Micchelli writes: "De Kooning’s hand... feels out the image in two dimensions, creating space and volume that exists in its own enclosed precinct. I speculate that the sensation would not be far removed from the way he squeezed clay between his fingers to make his gangly, clotted sculptures, which were always one or two steps removed from being bas-reliefs. These drawings would be marvelous by any standard; that they were done blindly is astonishing. The sensitivity of touch, the rawness of the sexuality, the tactility of the forms, the wit and invention of the imagery, and the ethereal gradations of the charcoal line are masterful even by de Kooning’s very high bar."
Link to Post:
http://blogs.artinfo.com/modernartnotes/2012/07/revisiting-pollocks-mural/
Tyler Green revisits a two part interview with Pepe Karmel co-curator of the 1998 MoMA Jackson Pollock Retrospective, about Pollock's monumental, breakthrough painting Mural, which is currently undergoing a well publicized conservation.
In part one Karmel notes that "It's an important painting for Jackson Pollock because it's the moment that announces his future as a painter of large, mural-scale paintings that become environments, and furthermore paintings that are in this distinct, all-over style that changes people's idea of what a painting might be."

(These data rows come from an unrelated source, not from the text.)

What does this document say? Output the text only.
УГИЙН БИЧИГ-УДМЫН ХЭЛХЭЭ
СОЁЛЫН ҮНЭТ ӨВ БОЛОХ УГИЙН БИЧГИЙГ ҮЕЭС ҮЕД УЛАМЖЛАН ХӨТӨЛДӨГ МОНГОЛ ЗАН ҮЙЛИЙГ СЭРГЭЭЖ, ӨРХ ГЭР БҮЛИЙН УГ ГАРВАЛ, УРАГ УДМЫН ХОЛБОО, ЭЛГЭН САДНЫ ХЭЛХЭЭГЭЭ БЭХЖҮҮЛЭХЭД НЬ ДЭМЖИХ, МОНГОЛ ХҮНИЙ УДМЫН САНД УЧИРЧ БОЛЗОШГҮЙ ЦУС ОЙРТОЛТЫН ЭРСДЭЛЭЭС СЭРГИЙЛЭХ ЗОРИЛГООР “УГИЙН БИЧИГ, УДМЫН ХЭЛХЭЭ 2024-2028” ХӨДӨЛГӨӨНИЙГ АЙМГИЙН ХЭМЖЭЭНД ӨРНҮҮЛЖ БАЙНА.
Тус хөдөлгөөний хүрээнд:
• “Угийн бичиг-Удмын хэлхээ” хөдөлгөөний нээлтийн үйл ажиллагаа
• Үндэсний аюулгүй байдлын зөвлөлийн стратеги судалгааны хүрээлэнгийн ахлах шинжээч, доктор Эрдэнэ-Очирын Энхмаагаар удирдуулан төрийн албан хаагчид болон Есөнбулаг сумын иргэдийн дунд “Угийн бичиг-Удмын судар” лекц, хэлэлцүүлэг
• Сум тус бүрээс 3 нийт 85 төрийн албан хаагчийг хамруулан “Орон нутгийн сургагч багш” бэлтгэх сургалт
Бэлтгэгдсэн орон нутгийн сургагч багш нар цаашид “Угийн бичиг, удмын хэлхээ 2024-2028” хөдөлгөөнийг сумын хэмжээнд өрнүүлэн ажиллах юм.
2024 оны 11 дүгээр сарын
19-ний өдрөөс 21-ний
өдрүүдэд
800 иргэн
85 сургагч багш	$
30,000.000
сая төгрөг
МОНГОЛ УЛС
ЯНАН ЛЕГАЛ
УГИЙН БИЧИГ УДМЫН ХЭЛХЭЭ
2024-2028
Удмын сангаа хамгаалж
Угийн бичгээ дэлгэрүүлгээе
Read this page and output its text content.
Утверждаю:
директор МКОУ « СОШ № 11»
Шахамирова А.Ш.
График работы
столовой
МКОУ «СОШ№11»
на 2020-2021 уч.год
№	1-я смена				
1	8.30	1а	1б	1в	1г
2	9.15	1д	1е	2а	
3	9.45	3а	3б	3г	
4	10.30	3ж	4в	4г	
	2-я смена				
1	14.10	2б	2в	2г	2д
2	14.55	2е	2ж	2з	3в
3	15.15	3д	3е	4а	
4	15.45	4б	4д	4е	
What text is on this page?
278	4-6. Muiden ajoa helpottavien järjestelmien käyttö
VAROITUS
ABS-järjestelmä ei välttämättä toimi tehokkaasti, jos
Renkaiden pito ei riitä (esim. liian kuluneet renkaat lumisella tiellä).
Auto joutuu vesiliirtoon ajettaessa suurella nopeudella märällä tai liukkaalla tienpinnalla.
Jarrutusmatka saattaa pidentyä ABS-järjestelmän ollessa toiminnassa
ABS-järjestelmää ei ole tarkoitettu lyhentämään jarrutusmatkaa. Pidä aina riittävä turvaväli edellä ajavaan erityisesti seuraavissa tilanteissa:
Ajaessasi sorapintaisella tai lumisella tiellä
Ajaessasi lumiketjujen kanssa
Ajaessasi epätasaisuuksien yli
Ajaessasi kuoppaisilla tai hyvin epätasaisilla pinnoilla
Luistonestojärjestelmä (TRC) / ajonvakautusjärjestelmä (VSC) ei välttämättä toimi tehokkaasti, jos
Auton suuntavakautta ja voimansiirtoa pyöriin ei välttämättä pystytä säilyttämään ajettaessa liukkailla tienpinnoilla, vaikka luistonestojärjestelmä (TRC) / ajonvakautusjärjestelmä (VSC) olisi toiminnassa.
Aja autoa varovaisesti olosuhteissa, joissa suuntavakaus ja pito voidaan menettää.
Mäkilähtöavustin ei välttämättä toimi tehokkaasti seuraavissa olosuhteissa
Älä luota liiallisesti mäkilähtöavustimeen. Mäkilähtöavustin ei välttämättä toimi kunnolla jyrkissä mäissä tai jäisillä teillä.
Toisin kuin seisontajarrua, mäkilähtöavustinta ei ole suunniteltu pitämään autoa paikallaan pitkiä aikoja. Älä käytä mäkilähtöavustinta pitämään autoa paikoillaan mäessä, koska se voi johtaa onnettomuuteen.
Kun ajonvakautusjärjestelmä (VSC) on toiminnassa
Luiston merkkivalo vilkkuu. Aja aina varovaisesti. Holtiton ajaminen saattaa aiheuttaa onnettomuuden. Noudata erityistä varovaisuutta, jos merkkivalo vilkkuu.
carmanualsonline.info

In part two Karmel remarks that at the time "I don't think it had the kind of impact the later paintings had. It was a bit of a one-off, after which he went back to making smaller paintings. It probably didn't make that much sense to people. They may have been impressed by it, but by itself it didn’t announce a new style. Aesthetically, looking back, we go, 'Aha, this is it. This is when he gets there, even prematurely, and then goes away from it.' I’m guessing other people, including artists, who saw it didn't understand its implications for some time."
Link to Post:
http://mnaves.wordpress.com/2012/07/19/off-the-cuff-and-on-the-money-richard-diebenkorn/
An essay on the achievements of Richard Diebenkorn, republished by Mario Naves on the occasion of the exhibition the exhibition Richard Diebenkorn: The Ocean Park Series, on view at the Corcoran Gallery of Art, Washington D.C. through September 23, 2012.
Naves writes: "Matisse is the crucial source for the Ocean Park pictures. Not a few observers, after visiting the Matisse in Morocco exhibition at MOMA in 1990, remarked upon the similarity of the backdrop for Zorah on the Terrace (1912) to Diebenkorn's paintings. It is a not adventitious historical rhyme, as Diebenkorn would have been the first to admit. Yet to claim that he did little more than finesse (and fret over) Matisse for almost thirty years is to mistake a profound engagement with tradition for accomplished hackwork. With their pensive harmonies and stoic elegance, the Ocean Park paintings divulge their antecedents without reiterating them... Diebenkorn knew that the hurdle of tradition is not to recapitulate history, but to make tradition speak in a form that is as individual as it is contemporary. He also knew when it needed prodding. By transmuting his forebears into something personal and fresh, Diebenkorn claimed his status as an unapologetic modernist."